After what seemed like an eternity, the touchpad made a tinkling noise and seemed to brighten as a message appeared on the screen.
‘Solve your way out or do nothing. The choice is yours. You are of no interest to me. You have seventeen minutes.’ As she read the words aloud, Zoe shivered. The room wasn’t cold.
‘What the fuck is this about? Abi?’
Zoe waited for an acknowledgement, but as the seconds ticked by, the light dimmed, and the message disappeared leaving only the green foggy glow around the touchpad. She was on her own with her racing pulse, shaking fingers, dry mouth and nausea.
Her hands reached to her belly. ‘Not alone though, isn’t that right? We’ll do this together, kiddo. Solve our way out and find Kat.’
Zoe’s left hand reached for her back pocket. The rolled-up plans were still there. ‘The key is in the plan. In which case let’s look at the stupid plan and find the key.’
She looked once more at the solid wooden door. There was no keyhole, so maybe the way out was via a different door. Unfolding the plans onto the floor she knelt down and pointed the torch at the pages.
‘These aren’t plans.’ She shook her head. ‘What sort of code is this?’ As she moved the torch from left to right, she followed lines of writing and on nearly every line a word then one or two letters would illuminate in reaction to the blue light from the torch. Moving the light to the bottom of the page she saw it.
‘The key.
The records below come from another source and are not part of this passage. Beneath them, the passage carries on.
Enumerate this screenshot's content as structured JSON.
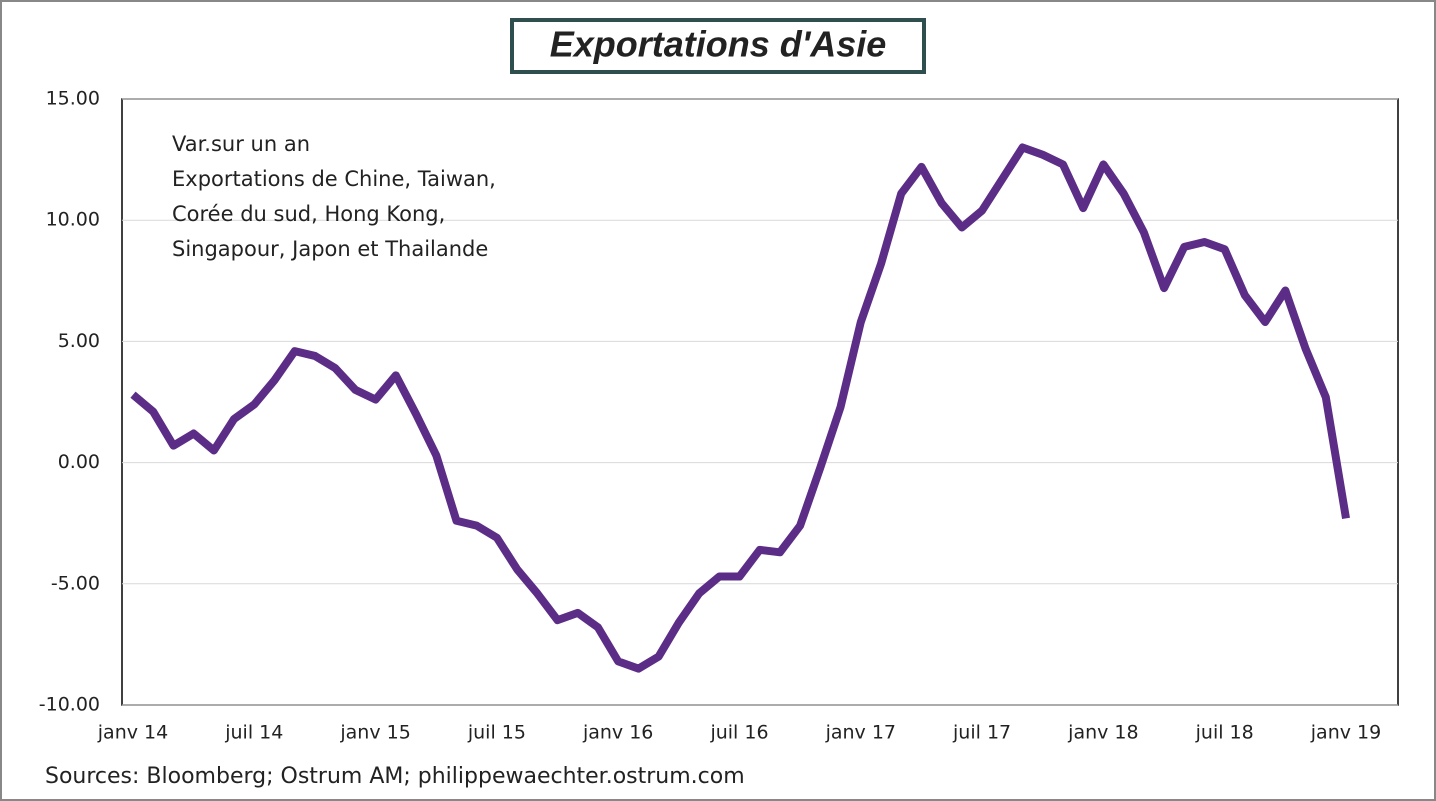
{
  "chart_data": {
    "type": "line",
    "title": "Exportations d'Asie",
    "annotation": [
      "Var.sur un an",
      "Exportations de Chine, Taiwan,",
      "Corée du sud, Hong Kong,",
      "Singapour, Japon et Thailande"
    ],
    "source": "Sources: Bloomberg; Ostrum AM; philippewaechter.ostrum.com",
    "categories": [
      "janv 14",
      null,
      null,
      null,
      null,
      null,
      "juil 14",
      null,
      null,
      null,
      null,
      null,
      "janv 15",
      null,
      null,
      null,
      null,
      null,
      "juil 15",
      null,
      null,
      null,
      null,
      null,
      "janv 16",
      null,
      null,
      null,
      null,
      null,
      "juil 16",
      null,
      null,
      null,
      null,
      null,
      "janv 17",
      null,
      null,
      null,
      null,
      null,
      "juil 17",
      null,
      null,
      null,
      null,
      null,
      "janv 18",
      null,
      null,
      null,
      null,
      null,
      "juil 18",
      null,
      null,
      null,
      null,
      null,
      "janv 19"
    ],
    "series": [
      {
        "name": "Exportations d'Asie",
        "color": "#5c2d86",
        "values": [
          2.8,
          2.1,
          0.7,
          1.2,
          0.5,
          1.8,
          2.4,
          3.4,
          4.6,
          4.4,
          3.9,
          3.0,
          2.6,
          3.6,
          2.0,
          0.3,
          -2.4,
          -2.6,
          -3.1,
          -4.4,
          -5.4,
          -6.5,
          -6.2,
          -6.8,
          -8.2,
          -8.5,
          -8.0,
          -6.6,
          -5.4,
          -4.7,
          -4.7,
          -3.6,
          -3.7,
          -2.6,
          -0.2,
          2.3,
          5.8,
          8.2,
          11.1,
          12.2,
          10.7,
          9.7,
          10.4,
          11.7,
          13.0,
          12.7,
          12.3,
          10.5,
          12.3,
          11.1,
          9.5,
          7.2,
          8.9,
          9.1,
          8.8,
          6.9,
          5.8,
          7.1,
          4.7,
          2.7,
          -2.3
        ]
      }
    ],
    "ylim": [
      -10,
      15
    ],
    "yticks": [
      {
        "value": -10,
        "label": "-10.00"
      },
      {
        "value": -5,
        "label": "-5.00"
      },
      {
        "value": 0,
        "label": "0.00"
      },
      {
        "value": 5,
        "label": "5.00"
      },
      {
        "value": 10,
        "label": "10.00"
      },
      {
        "value": 15,
        "label": "15.00"
      }
    ],
    "grid": true
  }
}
The key is in the plans.’ A laugh escape from her throat; relief at solving the riddle so easily. ‘This is a knitting pattern; these are the abbreviations and by using the key we put them in the right order to make the next clue. Come on, kid.’
Turning her full attention to the game gave her direction, purpose and resolve. She didn’t have time to be a wimp. She was responsible for her unborn child and she was going to make her escape quickly and quietly. No dramatics, no screaming, no panic.